Bitmine Immersion Technologies telah meningkatkan kepemilikan ether-nya menjadi 4,73 Juta ETH, melakukan staking senilai $6,3 Miliar dengan harga referensi $2.005, seiring dengan upayanya untuk memaksimalkan hasil dari Ethereum.
Perusahaan treasury Ethereum, Bitmine Immersion Technologies, secara diam-diam telah menjadi salah satu pemegang ether terbesar di pasar, mengungkapkan bahwa mereka menambahkan 71.179 ETH ke dalam neracanya pekan lalu dan kini menguasai lebih dari 4,73 juta ETH secara total. Dalam pernyataan yang dimuat oleh PR Newswire, perusahaan tersebut mengatakan bahwa kepemilikan aset kripto-nya meliputi tepat 4.732.082 ETH bersama dengan 197 BTC, ditambah posisi ekuitas yang signifikan di Eightco Holdings dan Beast Industries. Dengan harga referensi $2.005 per ETH (ETH), Bitmine menghitung bahwa 3.142.643 ETH dari tumpukannya saat ini sedang di-staking, dengan nilai nosional sekitar $6,3 miliar.
Bitmine membingkai akumulasi ini sebagai taruhan strategis pada peran Ethereum sebagai infrastruktur penghasil imbal hasil (yield-bearing infrastructure) dibandingkan hanya sebagai L1 transaksional. Dengan mendorong lebih dari 3,1 juta ETH ke dalam staking, perusahaan ini secara efektif menjalankan salah satu armada validator tunggal terbesar dalam ekosistem, memperoleh hadiah protokol sambil mengambil posisi yang lebih besar dalam keamanan dan tata kelola Ethereum. Sisa ETH-nya tetap likuid di sisi treasury, memberikan Bitmine fleksibilitas untuk mengelola jaminan, hedging, atau penjualan oportunistik seiring dengan perkembangan kondisi pasar.
Selain ether, pengungkapan perusahaan menyoroti neraca yang terdiversifikasi tetapi didominasi oleh ETH. Bitmine melaporkan memegang 197 BTC, memberikannya eksposur langsung terhadap narasi nilai simpan (store-of-value) bitcoin dan aliran yang didorong ETF yang semakin mendefinisikan pasar tersebut. Secara paralel, perusahaan memiliki ekuitas di Eightco Holdings senilai $102 juta dan saham senilai $200 juta di Beast Industries, posisi yang menambahkan lapisan pasar tradisional dan eksposur korporat di atas treasury kriptonya.

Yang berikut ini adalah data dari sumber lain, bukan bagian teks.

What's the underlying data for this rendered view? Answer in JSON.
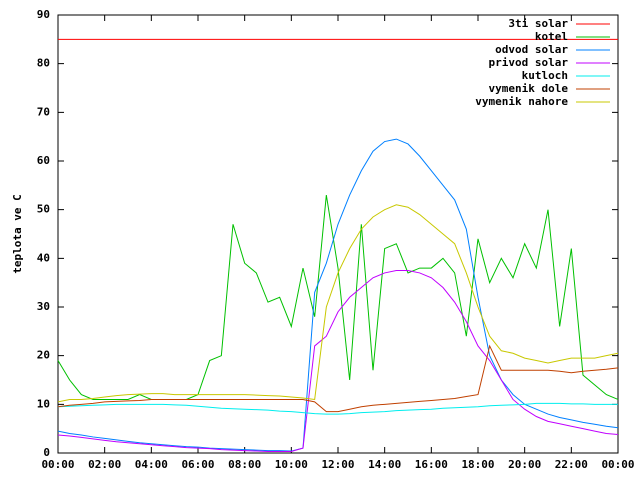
{
  "chart_data": {
    "type": "line",
    "y_label": "teplota ve C",
    "x": [
      0,
      0.5,
      1,
      1.5,
      2,
      2.5,
      3,
      3.5,
      4,
      4.5,
      5,
      5.5,
      6,
      6.5,
      7,
      7.5,
      8,
      8.5,
      9,
      9.5,
      10,
      10.5,
      11,
      11.5,
      12,
      12.5,
      13,
      13.5,
      14,
      14.5,
      15,
      15.5,
      16,
      16.5,
      17,
      17.5,
      18,
      18.5,
      19,
      19.5,
      20,
      20.5,
      21,
      21.5,
      22,
      22.5,
      23,
      23.5,
      24
    ],
    "xlim": [
      0,
      24
    ],
    "xticks": [
      {
        "value": 0,
        "label": "00:00"
      },
      {
        "value": 2,
        "label": "02:00"
      },
      {
        "value": 4,
        "label": "04:00"
      },
      {
        "value": 6,
        "label": "06:00"
      },
      {
        "value": 8,
        "label": "08:00"
      },
      {
        "value": 10,
        "label": "10:00"
      },
      {
        "value": 12,
        "label": "12:00"
      },
      {
        "value": 14,
        "label": "14:00"
      },
      {
        "value": 16,
        "label": "16:00"
      },
      {
        "value": 18,
        "label": "18:00"
      },
      {
        "value": 20,
        "label": "20:00"
      },
      {
        "value": 22,
        "label": "22:00"
      },
      {
        "value": 24,
        "label": "00:00"
      }
    ],
    "ylim": [
      0,
      90
    ],
    "yticks": [
      0,
      10,
      20,
      30,
      40,
      50,
      60,
      70,
      80,
      90
    ],
    "legend": "top-right",
    "series": [
      {
        "name": "3ti solar",
        "color": "#ff0000",
        "values": [
          85,
          85,
          85,
          85,
          85,
          85,
          85,
          85,
          85,
          85,
          85,
          85,
          85,
          85,
          85,
          85,
          85,
          85,
          85,
          85,
          85,
          85,
          85,
          85,
          85,
          85,
          85,
          85,
          85,
          85,
          85,
          85,
          85,
          85,
          85,
          85,
          85,
          85,
          85,
          85,
          85,
          85,
          85,
          85,
          85,
          85,
          85,
          85,
          85
        ]
      },
      {
        "name": "kotel",
        "color": "#00c000",
        "values": [
          19,
          15,
          12,
          11,
          11,
          11,
          11,
          12,
          11,
          11,
          11,
          11,
          12,
          19,
          20,
          47,
          39,
          37,
          31,
          32,
          26,
          38,
          28,
          53,
          38,
          15,
          47,
          17,
          42,
          43,
          37,
          38,
          38,
          40,
          37,
          24,
          44,
          35,
          40,
          36,
          43,
          38,
          50,
          26,
          42,
          16,
          14,
          12,
          11
        ]
      },
      {
        "name": "odvod solar",
        "color": "#0080ff",
        "values": [
          4.5,
          4,
          3.7,
          3.3,
          3,
          2.7,
          2.4,
          2.1,
          1.9,
          1.7,
          1.5,
          1.3,
          1.2,
          1,
          0.9,
          0.8,
          0.7,
          0.6,
          0.5,
          0.5,
          0.4,
          1,
          33,
          39,
          47,
          53,
          58,
          62,
          64,
          64.5,
          63.5,
          61,
          58,
          55,
          52,
          46,
          32,
          20,
          15,
          12,
          10,
          9,
          8,
          7.3,
          6.8,
          6.3,
          5.9,
          5.5,
          5.2
        ]
      },
      {
        "name": "privod solar",
        "color": "#c000ff",
        "values": [
          3.7,
          3.5,
          3.2,
          2.9,
          2.6,
          2.3,
          2.1,
          1.9,
          1.7,
          1.5,
          1.3,
          1.1,
          1,
          0.9,
          0.7,
          0.6,
          0.5,
          0.4,
          0.3,
          0.3,
          0.3,
          1,
          22,
          24,
          29,
          32,
          34,
          36,
          37,
          37.5,
          37.5,
          37,
          36,
          34,
          31,
          27,
          22,
          19,
          15,
          11,
          9,
          7.5,
          6.5,
          6,
          5.5,
          5,
          4.5,
          4,
          3.8
        ]
      },
      {
        "name": "kutloch",
        "color": "#00eeee",
        "values": [
          9.5,
          9.6,
          9.7,
          9.8,
          9.9,
          10,
          10,
          10,
          10,
          10,
          9.9,
          9.8,
          9.6,
          9.4,
          9.2,
          9.1,
          9,
          8.9,
          8.8,
          8.6,
          8.5,
          8.3,
          8.1,
          8,
          8,
          8.1,
          8.3,
          8.4,
          8.5,
          8.7,
          8.8,
          8.9,
          9,
          9.2,
          9.3,
          9.4,
          9.5,
          9.7,
          9.8,
          9.9,
          10,
          10.2,
          10.2,
          10.2,
          10.1,
          10.1,
          10,
          10,
          10
        ]
      },
      {
        "name": "vymenik dole",
        "color": "#c04000",
        "values": [
          9.5,
          9.8,
          10,
          10.2,
          10.5,
          10.6,
          10.7,
          10.8,
          11,
          11,
          11,
          11,
          11,
          11,
          11,
          11,
          11,
          11,
          11,
          11,
          11,
          11,
          10.5,
          8.5,
          8.5,
          9,
          9.5,
          9.8,
          10,
          10.2,
          10.4,
          10.6,
          10.8,
          11,
          11.2,
          11.6,
          12,
          22,
          17,
          17,
          17,
          17,
          17,
          16.8,
          16.5,
          16.8,
          17,
          17.2,
          17.5
        ]
      },
      {
        "name": "vymenik nahore",
        "color": "#c8c800",
        "values": [
          10.5,
          11,
          11,
          11.2,
          11.5,
          11.8,
          12,
          12.1,
          12.2,
          12.2,
          12,
          12,
          12,
          12,
          12,
          12,
          12,
          11.9,
          11.8,
          11.7,
          11.5,
          11.3,
          11,
          30,
          37,
          42,
          46,
          48.5,
          50,
          51,
          50.5,
          49,
          47,
          45,
          43,
          37,
          30,
          24,
          21,
          20.5,
          19.5,
          19,
          18.5,
          19,
          19.5,
          19.5,
          19.5,
          20,
          20.5
        ]
      }
    ]
  }
}
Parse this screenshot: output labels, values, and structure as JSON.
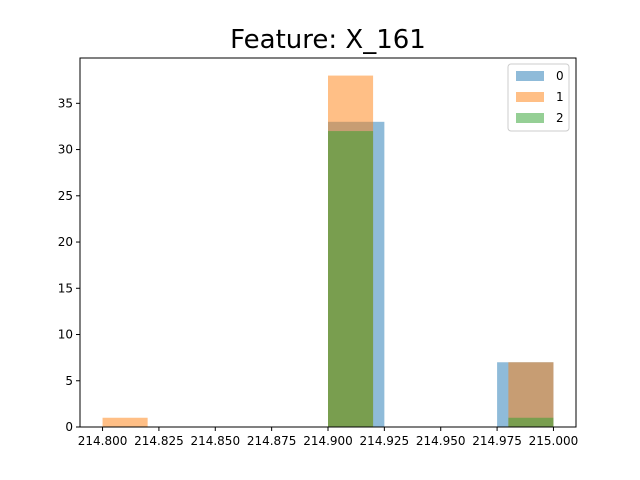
{
  "chart_data": {
    "type": "bar",
    "title": "Feature: X_161",
    "xlabel": "",
    "ylabel": "",
    "xlim": [
      214.79,
      215.01
    ],
    "ylim": [
      0,
      39.9
    ],
    "grid": false,
    "legend_position": "top-right",
    "x_ticks": [
      214.8,
      214.825,
      214.85,
      214.875,
      214.9,
      214.925,
      214.95,
      214.975,
      215.0
    ],
    "x_tick_labels": [
      "214.800",
      "214.825",
      "214.850",
      "214.875",
      "214.900",
      "214.925",
      "214.950",
      "214.975",
      "215.000"
    ],
    "y_ticks": [
      0,
      5,
      10,
      15,
      20,
      25,
      30,
      35
    ],
    "y_tick_labels": [
      "0",
      "5",
      "10",
      "15",
      "20",
      "25",
      "30",
      "35"
    ],
    "series": [
      {
        "name": "0",
        "color": "#1f77b4",
        "opacity": 0.5,
        "bins": [
          {
            "x0": 214.9,
            "x1": 214.925,
            "count": 33
          },
          {
            "x0": 214.975,
            "x1": 215.0,
            "count": 7
          }
        ]
      },
      {
        "name": "1",
        "color": "#ff7f0e",
        "opacity": 0.5,
        "bins": [
          {
            "x0": 214.8,
            "x1": 214.82,
            "count": 1
          },
          {
            "x0": 214.9,
            "x1": 214.92,
            "count": 38
          },
          {
            "x0": 214.98,
            "x1": 215.0,
            "count": 7
          }
        ]
      },
      {
        "name": "2",
        "color": "#2ca02c",
        "opacity": 0.5,
        "bins": [
          {
            "x0": 214.9,
            "x1": 214.92,
            "count": 32
          },
          {
            "x0": 214.98,
            "x1": 215.0,
            "count": 1
          }
        ]
      }
    ]
  }
}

Campuran tersebut menggarisbawahi pergeseran yang lebih luas di antara perusahaan treasury kripto-native dan penambang menuju struktur modal yang lebih kompleks. Dalam cerita crypto.news sebelumnya tentang treasury kripto korporat, beberapa perusahaan menjelaskan penggunaan Bitcoin dan Ethereum bersama dengan kepemilikan saham pertumbuhan (growth-equity stakes) untuk menyeimbangkan volatilitas dengan potensi kenaikan. Sebuah cerita crypto.news terpisah tentang staking menyoroti bagaimana pemegang ETH besar semakin melihat pendapatan validator sebagai kupon kuasi-obligasi, meskipun satu yang terkait dengan risiko protokol dan siklus pasar daripada kebijakan bank sentral. Sebuah cerita crypto.news ketiga tentang ekonomi Ethereum pasca-Merge mencatat bahwa posisi staking yang terkonsentrasi menimbulkan perdebatan berkelanjutan tentang desentralisasi dan pengaruh tata kelola.
Langkah Bitmine ini terjadi saat Ethereum sendiri diperdagangkan dalam kisaran yang bergejolak dan imbal hasil staking terus tertekan dari level tertinggi awal pasca-Merge. Dengan lebih dari 3,1 juta ETH yang terkunci, perusahaan ini secara efektif memberi sinyal bahwa mereka lebih memilih pendapatan on-chain berulang dan apresiasi jangka panjang daripada keuntungan trading jangka pendek. Bagi pasar lainnya, satu entitas yang memegang dan melakukan staking ether sebanyak ini akan memperketat pasokan yang beredar secara marjinal, bahkan ketika hal itu juga mengonsentrasikan kekuatan ekonomi di segelintir tangan.
Bagaimana Bitmine mengelola tumpukan tersebut melalui peningkatan di masa depan, perubahan regulasi, dan penurunan pasar akan diawasi ketat oleh pengguna Ethereum maupun alokator institusional yang mempertimbangkan eksposur mereka sendiri. Jika harga ether dan ekonomi staking bertahan, taruhan $6,3 miliar Bitmine bisa terlihat sangat tepat; jika tidak, itu bisa menjadi studi kasus tentang risiko berinvestasi sepenuhnya pada satu protokol.